In retrospect, some places seem fated to become what they are, drawn hopelessly to their destiny. I thought I knew the story of Plzen, but as with so many stories, the narrative is geological. Sometimes I’m a historian, but sometimes you have to be an archaeologist: if you gently scrape away the story on the surface, you find another one beneath, and maybe even one below that.
|Wonder if this is where my publisher got the idea for the horrid old cover of Man Walks into a Pub from?
Plzen (places in the Czech Republic have both German and Czech names, and when you’re there it starts to feel appropriate to use the Czech spelling) is synonymous with beer, and with the date 1842, when Josef Groll allegedly brewed the first golden lager, the style which eventually became known as Pilsner. That’s bollocks of course – there was golden lager before Groll – but there’s no denying the astonishing impact his intervention had on the beer world.
Legend has it that the circumstances leading up to Groll’s appointment saw the quality of the town’s beer deteriorate so badly that it was ceremonially poured down the drain in front of the town hall. Prior to this, the people of Plzen had had the right to brew themselves – a privilege not given lightly. After the ceremonial dumping of the beer, the city formed a burghers brewery, a collective venture that employed Groll and made history.
The clues to the layer beneath are there for all to see in that story. Why was beer so important to the citizens of Plzen? Why did they all have brewing rights?
And so you come back to fate and destiny.

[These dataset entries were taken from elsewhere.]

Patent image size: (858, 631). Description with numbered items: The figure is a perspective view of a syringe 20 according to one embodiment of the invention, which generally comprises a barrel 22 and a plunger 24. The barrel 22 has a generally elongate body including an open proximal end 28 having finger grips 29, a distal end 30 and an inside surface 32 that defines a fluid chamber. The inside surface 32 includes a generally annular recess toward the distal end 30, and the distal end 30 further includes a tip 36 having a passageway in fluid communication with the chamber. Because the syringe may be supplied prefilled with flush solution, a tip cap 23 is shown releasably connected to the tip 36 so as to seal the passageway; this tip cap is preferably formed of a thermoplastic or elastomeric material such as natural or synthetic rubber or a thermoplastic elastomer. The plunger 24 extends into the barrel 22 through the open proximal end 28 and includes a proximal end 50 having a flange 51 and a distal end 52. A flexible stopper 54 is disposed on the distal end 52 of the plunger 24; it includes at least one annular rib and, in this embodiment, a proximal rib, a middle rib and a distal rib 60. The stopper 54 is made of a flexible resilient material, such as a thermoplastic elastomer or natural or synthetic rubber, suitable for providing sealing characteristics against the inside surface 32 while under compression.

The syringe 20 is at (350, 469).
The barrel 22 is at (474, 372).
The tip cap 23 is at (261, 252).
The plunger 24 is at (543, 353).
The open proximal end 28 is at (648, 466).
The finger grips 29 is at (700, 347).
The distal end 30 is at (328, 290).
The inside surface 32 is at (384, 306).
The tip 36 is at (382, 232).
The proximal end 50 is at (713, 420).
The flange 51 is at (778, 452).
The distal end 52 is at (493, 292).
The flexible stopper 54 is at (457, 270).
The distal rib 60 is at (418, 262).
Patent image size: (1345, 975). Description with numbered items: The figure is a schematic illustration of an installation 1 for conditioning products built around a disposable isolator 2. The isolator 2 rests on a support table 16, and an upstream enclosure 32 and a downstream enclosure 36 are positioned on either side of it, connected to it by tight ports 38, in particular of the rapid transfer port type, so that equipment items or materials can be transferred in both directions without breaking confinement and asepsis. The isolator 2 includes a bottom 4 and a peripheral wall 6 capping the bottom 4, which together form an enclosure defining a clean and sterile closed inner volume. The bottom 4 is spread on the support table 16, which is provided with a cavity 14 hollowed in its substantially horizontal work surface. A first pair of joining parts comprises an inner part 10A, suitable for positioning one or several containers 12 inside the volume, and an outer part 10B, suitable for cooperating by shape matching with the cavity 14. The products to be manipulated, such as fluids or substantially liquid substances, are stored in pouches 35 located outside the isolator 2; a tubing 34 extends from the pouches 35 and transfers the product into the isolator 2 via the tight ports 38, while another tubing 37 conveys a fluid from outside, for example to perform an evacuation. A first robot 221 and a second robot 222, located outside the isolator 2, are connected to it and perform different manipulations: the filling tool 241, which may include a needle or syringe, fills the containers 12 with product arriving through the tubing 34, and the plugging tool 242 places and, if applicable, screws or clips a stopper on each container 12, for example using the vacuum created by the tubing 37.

Plzen lies in rolling, tree-lined Bohemian countryside. Naked, in the thirteenth century, it would have been one of those locations that screamed “Build on me!”, especially if you were looking to build a gaff that could be easily defended during centuries of almost constant warfare. Amid a confluence of rivers, stands a gentle, dome shaped hill. Town square on top of the hill, a cathedral in the middle of that with a 100-metre-high tower for observation, nice grid system of streets, a network of walls and moats at the bottom of the hill, and you’ve got a town that withstood fairly regular assault until 1618 and the opening exchanges of the Thirty Years War.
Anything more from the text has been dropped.